Early American Cars are super cool and classy looking. Still, it took the early builders a while to get your average car to a place where any semblance of speed or performance was readily available. The Ford Model A from the late ‘20s is one such car that isn’t exactly known for its speed and performance – at least most Model As…
A Finnish rally driver recently posted on a Facebook page that he has a 1929 Ford Model A shipped to Finland, according to The Drive. The driver, who The Drive believes to be WRC Champion Juha Kankkuen, mentioned that upon arrival in Finland, the Ford was sent to Ferrari and vintage car specialist Makela Auto Tuning. The shop immediately stripped the Model A down to its frame and began a wild resto-mod rally car.
The 1929 Ford Model A needed some chassis work
The folks at Makela Auto Tuning started repairing and reinforcing the original frame to give it more strength and rigidity. They did this by adding additional bracing all the way down the frame. The bodywork came next for the MAT crew. They sanded the Ford Model A down to the metal and replaced any rusted spots with new metal before painting.

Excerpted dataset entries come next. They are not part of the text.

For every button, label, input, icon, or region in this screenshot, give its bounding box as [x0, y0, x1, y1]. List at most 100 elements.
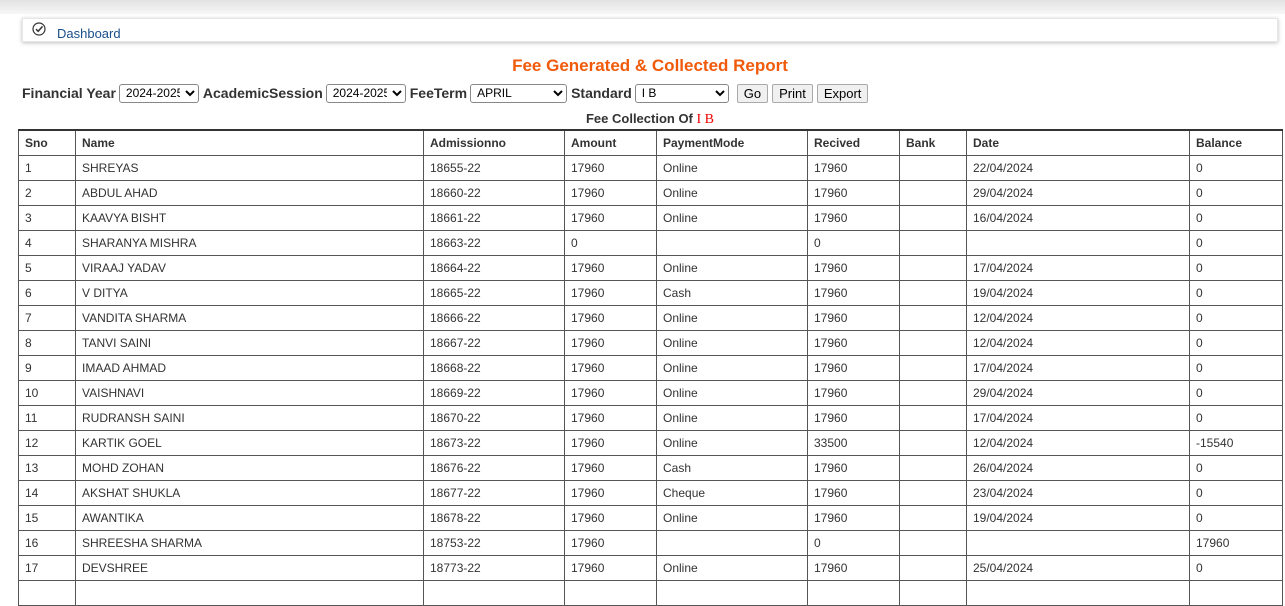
table-cell: 0: [1189, 479, 1283, 506]
table-body: 1 SHREYAS 18655-22 17960 Online 17960 22/04/20…: [18, 154, 1283, 606]
table-cell: [966, 579, 1190, 606]
table-cell: 0: [1189, 204, 1283, 231]
table-row: 14 AKSHAT SHUKLA 18677-22 17960 Cheque 17960 2…: [18, 479, 1283, 506]
table-row: 2 ABDUL AHAD 18660-22 17960 Online 17960 29/04…: [18, 179, 1283, 206]
go-button[interactable]: Go: [736, 83, 769, 103]
table-cell: 16: [18, 529, 76, 556]
table-cell: VANDITA SHARMA: [75, 304, 424, 331]
table-cell: [899, 454, 967, 481]
column-header: Name: [75, 129, 424, 156]
table-cell: 17960: [1189, 529, 1283, 556]
table-cell: 18666-22: [423, 304, 565, 331]
table-cell: 22/04/2024: [966, 154, 1190, 181]
table-cell: [18, 579, 76, 606]
table-cell: Online: [656, 254, 808, 281]
table-cell: 17960: [807, 404, 900, 431]
table-cell: 6: [18, 279, 76, 306]
table-cell: 26/04/2024: [966, 454, 1190, 481]
table-cell: [807, 579, 900, 606]
table-cell: [899, 279, 967, 306]
table-cell: 18663-22: [423, 229, 565, 256]
table-cell: Online: [656, 429, 808, 456]
table-cell: [966, 529, 1190, 556]
table-cell: 16/04/2024: [966, 204, 1190, 231]
table-cell: [656, 529, 808, 556]
caption-prefix: Fee Collection Of: [585, 111, 693, 126]
table-cell: 13: [18, 454, 76, 481]
dashboard-link[interactable]: Dashboard: [57, 26, 121, 41]
table-row: 16 SHREESHA SHARMA 18753-22 17960 0 17960: [18, 529, 1283, 556]
table-cell: [564, 579, 657, 606]
table-cell: Online: [656, 179, 808, 206]
academic-session-label: AcademicSession: [202, 85, 323, 101]
table-cell: 10: [18, 379, 76, 406]
table-cell: 0: [1189, 379, 1283, 406]
filter-bar: Financial Year 2024-2025 AcademicSession…: [22, 83, 869, 103]
table-cell: [423, 579, 565, 606]
table-cell: [899, 504, 967, 531]
table-cell: Online: [656, 354, 808, 381]
table-cell: 17960: [807, 204, 900, 231]
table-cell: 0: [807, 529, 900, 556]
table-cell: 18661-22: [423, 204, 565, 231]
financial-year-label: Financial Year: [22, 85, 116, 101]
table-cell: 17960: [564, 429, 657, 456]
export-button[interactable]: Export: [816, 83, 869, 103]
table-cell: 12/04/2024: [966, 429, 1190, 456]
table-cell: 0: [1189, 229, 1283, 256]
check-circle-icon: [32, 22, 46, 36]
table-cell: [899, 554, 967, 581]
table-row: 3 KAAVYA BISHT 18661-22 17960 Online 17960 16/…: [18, 204, 1283, 231]
top-bar: [0, 0, 1285, 14]
table-cell: 17960: [807, 504, 900, 531]
table-cell: 11: [18, 404, 76, 431]
table-cell: VAISHNAVI: [75, 379, 424, 406]
table-cell: 17960: [564, 479, 657, 506]
table-cell: 17/04/2024: [966, 404, 1190, 431]
table-cell: 17960: [564, 529, 657, 556]
table-cell: [899, 479, 967, 506]
table-cell: [899, 429, 967, 456]
table-cell: 17/04/2024: [966, 254, 1190, 281]
table-cell: 17960: [564, 379, 657, 406]
table-cell: 18660-22: [423, 179, 565, 206]
table-cell: Online: [656, 379, 808, 406]
table-cell: 17960: [807, 354, 900, 381]
table-cell: [899, 204, 967, 231]
table-cell: [1189, 579, 1283, 606]
standard-label: Standard: [571, 85, 632, 101]
table-cell: Cash: [656, 279, 808, 306]
table-cell: 17960: [807, 454, 900, 481]
table-cell: AKSHAT SHUKLA: [75, 479, 424, 506]
table-cell: SHARANYA MISHRA: [75, 229, 424, 256]
fee-term-select[interactable]: APRIL: [470, 83, 568, 103]
table-cell: 17960: [564, 304, 657, 331]
table-cell: AWANTIKA: [75, 504, 424, 531]
table-cell: 18667-22: [423, 329, 565, 356]
table-cell: [899, 229, 967, 256]
table-cell: 18669-22: [423, 379, 565, 406]
table-cell: Online: [656, 504, 808, 531]
print-button[interactable]: Print: [772, 83, 813, 103]
table-cell: [656, 579, 808, 606]
table-cell: 0: [564, 229, 657, 256]
table-cell: TANVI SAINI: [75, 329, 424, 356]
table-row: 10 VAISHNAVI 18669-22 17960 Online 17960 29/04…: [18, 379, 1283, 406]
table-cell: 17960: [807, 279, 900, 306]
standard-select[interactable]: I B: [634, 83, 729, 103]
column-header: Date: [966, 129, 1190, 156]
table-cell: 0: [1189, 154, 1283, 181]
caption-standard: I B: [696, 112, 715, 127]
table-row: 8 TANVI SAINI 18667-22 17960 Online 17960 12/0…: [18, 329, 1283, 356]
table-cell: 0: [1189, 354, 1283, 381]
academic-session-select[interactable]: 2024-2025: [325, 83, 406, 103]
table-cell: [899, 579, 967, 606]
table-cell: [899, 354, 967, 381]
table-cell: 19/04/2024: [966, 279, 1190, 306]
table-cell: 23/04/2024: [966, 479, 1190, 506]
table-cell: [899, 329, 967, 356]
table-cell: SHREYAS: [75, 154, 424, 181]
table-cell: 17960: [807, 329, 900, 356]
table-cell: 29/04/2024: [966, 379, 1190, 406]
financial-year-select[interactable]: 2024-2025: [118, 83, 199, 103]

This Model A would have originally come with wooden wheels, and while the ones pictured appear wooden, they are not. MAT cast new 19-inch wheels from aluminum in the same style as the original. The cast-aluminum wheels were then hand-painted to look like wooden wheels.
Other touches of the modern world are scattered around the Ford Model A as well, like a GPS speedometer and harness seatbelts.
The Ford Model A ditched the original 3.3-liter engine for a Cosworth
The 1929 Ford Model A came with a 3.3-liter four-cylinder engine that made a sluggish 40 hp. Not only was this original 3.3-liter big and heavy So, for the rally driver to throw a 1.6-liter 242-hp Cosworth into the Ford means not only way more power but also lighter weight. Of course, the engine isn’t the only performance upgrade; it also has a close-ratio five-speed from ZF, sending that power to the rear wheels.
The rear axle is said to be from a 1985 Toyota 4×4 van (likely a Hiace). The rear axle is held up by a four-link suspension, while the front axle works with a track rod, stiffer stock-style springs, and friction-disc shock absorbers from an Aston Martin DB4.
The coolest feature on the Model A is more James Bond than Group 4 rally
MAT added one of the coolest and most incognito features I’ve ever heard of in this 1929 Ford Model A rally machine, a secret button. This secret button is hidden on the back of the shifter. This secret button switches between a full-power mode and one that kills every third spark. Not only does this button give the Cosworth that classic Ford Flathead sound, but it also doubles to provide a cover for the cops. In the event of a traffic stop, just flick the button, and it sounds like your just driving pop pop’s old 40-hp Ford around town.
Ford Model A on the surface, rally grandpa down deep
These types of sleeper cars are the coolest to me. Nothing about the style or the car’s build tips its hat to performance or speed, and yet this thing will boogie with the best of them. Cars like these keep the custom-car dream alive in a world of increasing ambiguity and formless design.